As always, as news breaks on this, we'll update.

3 comments:

  1. Much as I despise banks overall, and right-wing libertarians selectively, I'm not buying this theory of the case. Sorry. I've been on it for ten years and in that time have been one of the few journalists to address it in print. ChokePoint is the kind of roundabout attack on free speech we'd instantly denounce if it had been originated by the banks and the fact that a neo-liberal administration supports this vile policy inherited from W., under whom BDSM websites like InSex were first shuttered with threats of money-laundering charges from Homeland Security aimed at their acquiring banks, doesn't make it any less repugnant. In fact, it makes it more so. Under Bush this thing was a big secret. Leave it to the tin-eared Obama DOJ to embrace it openly so as to disguise its fundamental vileness.

    There are no good guys in this story and the bad guys are all equally bad. Banks are in business to make money and they don't turn it away on the basis of some nonsense about "reputational risk."

    This is the public sector using the private sector to enforce morals policies that a loud pressure group in its midst happens to favor.
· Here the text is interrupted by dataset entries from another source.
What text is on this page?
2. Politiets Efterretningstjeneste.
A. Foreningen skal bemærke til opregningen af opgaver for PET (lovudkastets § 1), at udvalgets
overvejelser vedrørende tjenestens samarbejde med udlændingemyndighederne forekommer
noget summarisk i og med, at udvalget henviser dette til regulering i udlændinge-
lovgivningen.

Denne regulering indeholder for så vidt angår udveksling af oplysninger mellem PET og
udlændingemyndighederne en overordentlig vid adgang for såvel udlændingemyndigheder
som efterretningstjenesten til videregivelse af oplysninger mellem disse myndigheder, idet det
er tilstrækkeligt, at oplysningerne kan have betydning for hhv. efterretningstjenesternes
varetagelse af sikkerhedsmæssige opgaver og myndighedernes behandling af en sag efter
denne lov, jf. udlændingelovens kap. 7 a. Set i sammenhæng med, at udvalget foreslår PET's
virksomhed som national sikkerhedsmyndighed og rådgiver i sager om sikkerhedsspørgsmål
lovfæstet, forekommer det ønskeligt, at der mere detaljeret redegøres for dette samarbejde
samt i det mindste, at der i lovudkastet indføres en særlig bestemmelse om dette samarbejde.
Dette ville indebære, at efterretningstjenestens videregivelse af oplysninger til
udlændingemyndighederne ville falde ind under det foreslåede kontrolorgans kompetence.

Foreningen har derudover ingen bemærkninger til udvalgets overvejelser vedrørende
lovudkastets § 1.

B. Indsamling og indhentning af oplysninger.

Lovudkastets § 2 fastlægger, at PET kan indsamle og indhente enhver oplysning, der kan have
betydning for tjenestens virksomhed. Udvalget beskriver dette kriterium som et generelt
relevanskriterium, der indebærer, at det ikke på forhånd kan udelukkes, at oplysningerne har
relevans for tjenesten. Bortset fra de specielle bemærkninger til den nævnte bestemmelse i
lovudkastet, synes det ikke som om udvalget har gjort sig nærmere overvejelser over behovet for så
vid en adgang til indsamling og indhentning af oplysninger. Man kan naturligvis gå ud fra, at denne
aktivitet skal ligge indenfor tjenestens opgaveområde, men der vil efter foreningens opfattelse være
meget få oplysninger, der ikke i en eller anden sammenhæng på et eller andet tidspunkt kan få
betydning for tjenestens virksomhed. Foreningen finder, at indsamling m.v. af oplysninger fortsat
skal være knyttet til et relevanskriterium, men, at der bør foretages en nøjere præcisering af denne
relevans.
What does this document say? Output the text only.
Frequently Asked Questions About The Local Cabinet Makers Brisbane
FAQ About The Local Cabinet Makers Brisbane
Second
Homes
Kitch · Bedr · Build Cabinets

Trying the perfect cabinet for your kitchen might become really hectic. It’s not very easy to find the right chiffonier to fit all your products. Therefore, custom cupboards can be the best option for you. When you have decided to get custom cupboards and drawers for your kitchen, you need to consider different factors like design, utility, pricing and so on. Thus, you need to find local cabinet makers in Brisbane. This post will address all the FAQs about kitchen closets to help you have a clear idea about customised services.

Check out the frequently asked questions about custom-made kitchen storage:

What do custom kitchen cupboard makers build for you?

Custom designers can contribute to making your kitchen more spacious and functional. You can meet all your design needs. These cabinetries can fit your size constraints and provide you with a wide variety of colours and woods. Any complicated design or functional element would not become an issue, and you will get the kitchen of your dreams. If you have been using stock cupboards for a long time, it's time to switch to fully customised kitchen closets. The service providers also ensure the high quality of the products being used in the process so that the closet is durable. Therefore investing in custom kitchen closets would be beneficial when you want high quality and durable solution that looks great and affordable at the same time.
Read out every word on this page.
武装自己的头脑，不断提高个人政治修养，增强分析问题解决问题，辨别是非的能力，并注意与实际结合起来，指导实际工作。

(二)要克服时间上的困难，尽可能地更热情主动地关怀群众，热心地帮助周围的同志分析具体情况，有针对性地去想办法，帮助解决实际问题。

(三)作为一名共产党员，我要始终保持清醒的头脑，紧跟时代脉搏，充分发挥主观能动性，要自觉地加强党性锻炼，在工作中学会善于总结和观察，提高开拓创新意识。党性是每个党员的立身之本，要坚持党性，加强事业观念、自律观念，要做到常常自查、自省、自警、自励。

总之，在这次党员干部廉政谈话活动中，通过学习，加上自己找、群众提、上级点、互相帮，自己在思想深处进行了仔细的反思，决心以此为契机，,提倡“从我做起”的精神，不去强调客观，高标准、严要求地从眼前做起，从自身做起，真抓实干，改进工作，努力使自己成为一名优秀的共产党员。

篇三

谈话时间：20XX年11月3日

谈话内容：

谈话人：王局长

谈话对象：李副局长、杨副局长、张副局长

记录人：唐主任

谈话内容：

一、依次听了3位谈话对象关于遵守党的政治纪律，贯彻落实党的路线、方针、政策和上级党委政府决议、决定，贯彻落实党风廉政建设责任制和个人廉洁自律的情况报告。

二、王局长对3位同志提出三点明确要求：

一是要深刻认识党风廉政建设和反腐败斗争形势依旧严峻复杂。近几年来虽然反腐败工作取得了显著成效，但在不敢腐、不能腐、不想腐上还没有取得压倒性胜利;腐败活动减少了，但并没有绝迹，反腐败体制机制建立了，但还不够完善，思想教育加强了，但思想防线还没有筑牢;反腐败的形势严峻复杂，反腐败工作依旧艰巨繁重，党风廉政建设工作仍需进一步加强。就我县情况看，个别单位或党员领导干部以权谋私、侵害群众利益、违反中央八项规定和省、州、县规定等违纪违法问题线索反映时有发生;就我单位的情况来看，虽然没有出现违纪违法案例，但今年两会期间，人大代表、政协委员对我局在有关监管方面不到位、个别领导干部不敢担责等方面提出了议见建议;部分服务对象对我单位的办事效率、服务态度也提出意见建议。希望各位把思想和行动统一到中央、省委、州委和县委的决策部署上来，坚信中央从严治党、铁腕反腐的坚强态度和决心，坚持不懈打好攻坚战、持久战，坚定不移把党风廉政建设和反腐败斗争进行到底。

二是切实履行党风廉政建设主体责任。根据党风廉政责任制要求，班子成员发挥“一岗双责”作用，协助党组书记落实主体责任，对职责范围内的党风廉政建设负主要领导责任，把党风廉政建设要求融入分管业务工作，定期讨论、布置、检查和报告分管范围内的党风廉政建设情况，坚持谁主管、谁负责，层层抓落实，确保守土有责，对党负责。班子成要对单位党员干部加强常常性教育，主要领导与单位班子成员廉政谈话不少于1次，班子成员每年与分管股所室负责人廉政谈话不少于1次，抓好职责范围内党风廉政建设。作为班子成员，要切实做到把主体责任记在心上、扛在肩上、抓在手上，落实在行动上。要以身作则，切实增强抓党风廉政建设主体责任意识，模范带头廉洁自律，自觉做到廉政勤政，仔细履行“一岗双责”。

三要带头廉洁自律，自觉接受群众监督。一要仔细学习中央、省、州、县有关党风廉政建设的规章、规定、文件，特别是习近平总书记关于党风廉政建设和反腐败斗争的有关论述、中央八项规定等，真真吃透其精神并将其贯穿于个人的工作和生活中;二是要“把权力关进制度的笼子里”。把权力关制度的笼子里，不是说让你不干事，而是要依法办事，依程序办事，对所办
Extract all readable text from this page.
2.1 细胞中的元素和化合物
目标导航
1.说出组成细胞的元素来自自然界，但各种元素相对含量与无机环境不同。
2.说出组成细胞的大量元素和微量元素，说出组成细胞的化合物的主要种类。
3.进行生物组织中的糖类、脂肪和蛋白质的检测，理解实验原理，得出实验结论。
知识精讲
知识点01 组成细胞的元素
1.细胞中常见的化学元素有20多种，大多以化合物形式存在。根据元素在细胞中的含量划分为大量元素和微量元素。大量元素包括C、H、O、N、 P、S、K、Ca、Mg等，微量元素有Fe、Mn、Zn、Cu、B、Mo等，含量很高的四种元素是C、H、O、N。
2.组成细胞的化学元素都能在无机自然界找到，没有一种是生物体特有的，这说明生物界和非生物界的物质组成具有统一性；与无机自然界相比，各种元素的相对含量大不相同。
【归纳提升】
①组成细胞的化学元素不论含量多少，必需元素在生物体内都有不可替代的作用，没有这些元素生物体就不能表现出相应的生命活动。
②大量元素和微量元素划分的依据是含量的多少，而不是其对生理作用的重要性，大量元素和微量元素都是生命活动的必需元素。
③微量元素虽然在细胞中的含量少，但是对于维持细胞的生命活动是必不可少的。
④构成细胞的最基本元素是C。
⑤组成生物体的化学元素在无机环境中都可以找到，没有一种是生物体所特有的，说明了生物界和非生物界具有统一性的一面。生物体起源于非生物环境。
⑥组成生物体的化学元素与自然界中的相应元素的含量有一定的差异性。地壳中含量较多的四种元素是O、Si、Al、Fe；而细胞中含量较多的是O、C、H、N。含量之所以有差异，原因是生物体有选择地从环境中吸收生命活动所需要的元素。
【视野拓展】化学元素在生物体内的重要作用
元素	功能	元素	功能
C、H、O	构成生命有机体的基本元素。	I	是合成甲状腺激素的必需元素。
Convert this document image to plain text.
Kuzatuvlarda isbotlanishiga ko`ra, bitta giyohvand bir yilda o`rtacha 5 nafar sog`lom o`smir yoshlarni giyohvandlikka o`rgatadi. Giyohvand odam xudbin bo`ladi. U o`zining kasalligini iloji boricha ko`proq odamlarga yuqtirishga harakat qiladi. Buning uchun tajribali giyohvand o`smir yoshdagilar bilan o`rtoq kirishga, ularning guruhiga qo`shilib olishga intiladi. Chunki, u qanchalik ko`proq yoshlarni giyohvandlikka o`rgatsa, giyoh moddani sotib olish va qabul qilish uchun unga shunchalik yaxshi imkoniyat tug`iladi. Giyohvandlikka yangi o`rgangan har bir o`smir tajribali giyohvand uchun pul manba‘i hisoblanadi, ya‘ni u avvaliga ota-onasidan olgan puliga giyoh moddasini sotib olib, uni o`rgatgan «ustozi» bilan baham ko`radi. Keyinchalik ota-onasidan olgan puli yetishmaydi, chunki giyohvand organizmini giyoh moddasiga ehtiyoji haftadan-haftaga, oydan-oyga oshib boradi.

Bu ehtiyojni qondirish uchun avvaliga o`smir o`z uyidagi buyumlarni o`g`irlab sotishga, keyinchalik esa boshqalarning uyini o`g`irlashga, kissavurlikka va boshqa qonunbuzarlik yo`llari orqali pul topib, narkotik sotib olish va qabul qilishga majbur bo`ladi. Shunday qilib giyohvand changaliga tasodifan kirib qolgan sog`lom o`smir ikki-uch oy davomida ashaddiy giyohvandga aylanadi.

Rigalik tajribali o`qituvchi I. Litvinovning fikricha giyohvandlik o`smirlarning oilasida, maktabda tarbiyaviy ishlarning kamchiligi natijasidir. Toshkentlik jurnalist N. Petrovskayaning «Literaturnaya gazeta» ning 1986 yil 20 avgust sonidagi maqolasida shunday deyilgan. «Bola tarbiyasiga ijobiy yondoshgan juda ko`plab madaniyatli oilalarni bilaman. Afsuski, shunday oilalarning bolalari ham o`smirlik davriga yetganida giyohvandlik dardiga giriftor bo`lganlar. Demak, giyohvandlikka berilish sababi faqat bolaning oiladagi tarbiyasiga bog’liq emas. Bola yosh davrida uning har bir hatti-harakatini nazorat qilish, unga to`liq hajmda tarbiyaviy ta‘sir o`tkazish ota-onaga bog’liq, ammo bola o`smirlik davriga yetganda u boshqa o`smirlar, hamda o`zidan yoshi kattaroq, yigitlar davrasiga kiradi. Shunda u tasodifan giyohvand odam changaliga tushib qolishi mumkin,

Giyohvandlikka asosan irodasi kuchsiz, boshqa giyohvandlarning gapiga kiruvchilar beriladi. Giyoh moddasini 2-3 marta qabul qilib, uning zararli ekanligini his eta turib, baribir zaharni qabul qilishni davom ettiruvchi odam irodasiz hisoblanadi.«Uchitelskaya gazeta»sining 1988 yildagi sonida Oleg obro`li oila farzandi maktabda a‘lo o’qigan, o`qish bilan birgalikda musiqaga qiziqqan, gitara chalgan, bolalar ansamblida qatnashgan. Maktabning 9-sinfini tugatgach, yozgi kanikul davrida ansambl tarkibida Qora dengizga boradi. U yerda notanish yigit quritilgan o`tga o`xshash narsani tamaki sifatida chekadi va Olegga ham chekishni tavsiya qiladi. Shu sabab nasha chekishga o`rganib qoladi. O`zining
The banks merely go along with it as part of the dirty deal between DLC Democrats and the corrupt financial institutions they've agreed to otherwise operate as they please.

    The whole thing is sickening and Holder's defense of it is just another example of the Obama administration's steady rightward tack since the beginning to the second term.

    ReplyDelete
    Replies
    1. So, Ernest, are you saying that OCP's original goal of targeting bank fraud is simply a ruse, and that OCP is merely a full flung attack on porn exclusively?? Holder's not exactly a porn fan by any means, but he's still no Edwin Meese or Patrick Trueman; and they have made some busts on conventional fraud charges.

      I still think that this is more a legitimate objective that got out of hand by some bureaucrats, combined with JPMC misreading the law and exploiting it to justify their own moral ideology. But, then again, I've been disappointed by the Obama admin tacking right before; wouldn't be surprised if this isn't yet another case.

      Delete
  2. Neither. It began under Bush as a secret weapon to be used against anyone they didn't like. Porn came under the ax first simply because John Ashcroft made it a priority and because porn has few defenders. I have no doubt that it was intended to eventually target other people W. and his pals didn't like, quite possibly including progressive political groups. That it had no legitimate purpose is pretty much assured by its roots in The Patriot Act and the DHS.

    That Holder has chosen to make excuses for it rather than deal with the potential blowback from admitting that it was a secret government program intended to choke off funds to this week's enemy of the state isn't just disappointing, it's infuriating.

    If they want to rattle the sword of criminal prosecution at banks, how about targeting the practices of the banks themselves, which are much larger crooks than any of the groups targeted by OCP?